RE: [DataFusion] Promoting GroupByScalar to public API

2021-02-23 Thread Ruan Pearce-Authers
Hi Daniël,

That makes sense! Especially from a performance perspective for future and 
revised aggregate implementations. I'll keep my copy-pasted GroupByScalar 
implementation for my prototype work (where perf isn't super critical yet) and 
try to get involved in any future discussions on this topic.

Cheers,
Ruan

> -Original Message-
> From: Daniël Heres 
> Sent: 23 February 2021 18:19
> To: dev@arrow.apache.org
> Subject: Re: [DataFusion] Promoting GroupByScalar to public API
> 
> Hi Ruan,
> 
> I am not sure about any stability guidelines, I didn't hear of it.
> 
> Aside from this, I think there might be some arguments against making
> GroupByScalar public for a number of reasons:
> 
> * We have both ScalarValue and GroupByValue, with some
> duplication/mapping between them. I think it makes sense to try to reduce
> duplication there.
> * The default Hash implementation of GroupByScalar is currently AFAIK
> *only* used in "DistinctScalarValues" (for count distinct) which is a current
> implementation detail - hashing on GroupByScalar values (and having them
> as a key in a HashMap) is not efficient and could be optimized.
> * For aggregates (where they are currently used), I think DataFusion has to
> step away at some point keeping state in the accumulators and aggregates
> *for each unique scalar*, as there is a high associated overhead (both
> memory and processing) of doing so. In more extreme case when each group
> by values are (almost) unique per row, DataFusion uses much more data per
> input row than necessary. As an example, we can't run some more
> challenging queries of this benchmark https://github.com/h2oai/db-
> benchmark as we run OOM there
> - for ~0.5GB of input, with 32GB of RAM). Much more efficient would be to
> store the accumulated data in (typed) arrays, keep offsets to values in those
> arrays and get rid of using per-row scalar values in those cases.
> 
> Best,
> 
> Daniël
> 
> Op di 23 feb. 2021 om 18:15 schreef Ruan Pearce-Authers <
> r...@reservoirdb.com>:
> 
> > Hey all,
> >
> > Whilst working on some UDAFs, I noticed I essentially had to
> > reimplement GroupByScalar to use scalars as HashMap keys inside
> > accumulator struct state, as ScalarValue (correctly!) doesn't implement
> Eq/Hash.
> >
> > A simple fix to ease this process would be to remove the crate-only
> > access qualifier so that it can be reused in user code.
> >
> > Do we have any stability guidelines for public types that need
> > considering before doing so? Otherwise, if there's general approval
> > for this, can I just create an issue in JIRA myself to associate with
> > the future PR, or is there a process to be followed? Arrow/general ASF
> > newb here :)
> >
> > Cheers,
> > Ruan
> >
> 
> 
> --
> Daniël Heres


Re: [DataFusion] Promoting GroupByScalar to public API

2021-02-23 Thread Daniël Heres
Hi Ruan,

I am not sure about any stability guidelines, I didn't hear of it.

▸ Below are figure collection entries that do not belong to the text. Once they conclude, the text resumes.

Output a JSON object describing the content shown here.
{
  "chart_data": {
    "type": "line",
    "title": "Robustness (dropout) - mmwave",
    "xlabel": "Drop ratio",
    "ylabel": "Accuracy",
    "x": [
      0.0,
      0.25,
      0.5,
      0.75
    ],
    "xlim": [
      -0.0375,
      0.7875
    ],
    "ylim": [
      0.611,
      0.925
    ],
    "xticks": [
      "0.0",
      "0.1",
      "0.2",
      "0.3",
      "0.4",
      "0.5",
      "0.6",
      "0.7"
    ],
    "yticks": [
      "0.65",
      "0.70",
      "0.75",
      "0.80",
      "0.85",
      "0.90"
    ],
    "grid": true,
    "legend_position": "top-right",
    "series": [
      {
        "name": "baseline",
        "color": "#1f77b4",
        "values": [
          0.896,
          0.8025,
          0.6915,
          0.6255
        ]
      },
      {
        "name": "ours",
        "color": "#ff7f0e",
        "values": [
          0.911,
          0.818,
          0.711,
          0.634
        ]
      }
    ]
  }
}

Aside from this, I think there might be some arguments against making
GroupByScalar public for a number of reasons:

* We have both ScalarValue and GroupByValue, with some duplication/mapping
between them. I think it makes sense to try to reduce duplication there.
* The default Hash implementation of GroupByScalar is currently AFAIK *only*
used in "DistinctScalarValues" (for count distinct) which is a current
implementation detail - hashing on GroupByScalar values (and having them as
a key in a HashMap) is not efficient and could be optimized.
* For aggregates (where they are currently used), I think DataFusion has to
step away at some point keeping state in the accumulators and aggregates *for
each unique scalar*, as there is a high associated overhead (both memory
and processing) of doing so. In more extreme case when each group by values
are (almost) unique per row, DataFusion uses much more data per input row
than necessary. As an example, we can't run some more challenging queries
of this benchmark https://github.com/h2oai/db-benchmark as we run OOM there
- for ~0.5GB of input, with 32GB of RAM). Much more efficient would be to
store the accumulated data in (typed) arrays, keep offsets to values in
those arrays and get rid of using per-row scalar values in those cases.

Best,

Daniël

Op di 23 feb. 2021 om 18:15 schreef Ruan Pearce-Authers <
r...@reservoirdb.com>:

> Hey all,
>
> Whilst working on some UDAFs, I noticed I essentially had to reimplement
> GroupByScalar to use scalars as HashMap keys inside accumulator struct
> state, as ScalarValue (correctly!) doesn't implement Eq/Hash.
>
> A simple fix to ease this process would be to remove the crate-only access
> qualifier so that it can be reused in user code.
>
> Do we have any stability guidelines for public types that need considering
> before doing so? Otherwise, if there's general approval for this, can I
> just create an issue in JIRA myself to associate with the future PR, or is
> there a process to be followed? Arrow/general ASF newb here :)
>
> Cheers,
> Ruan
>


-- 
Daniël Heres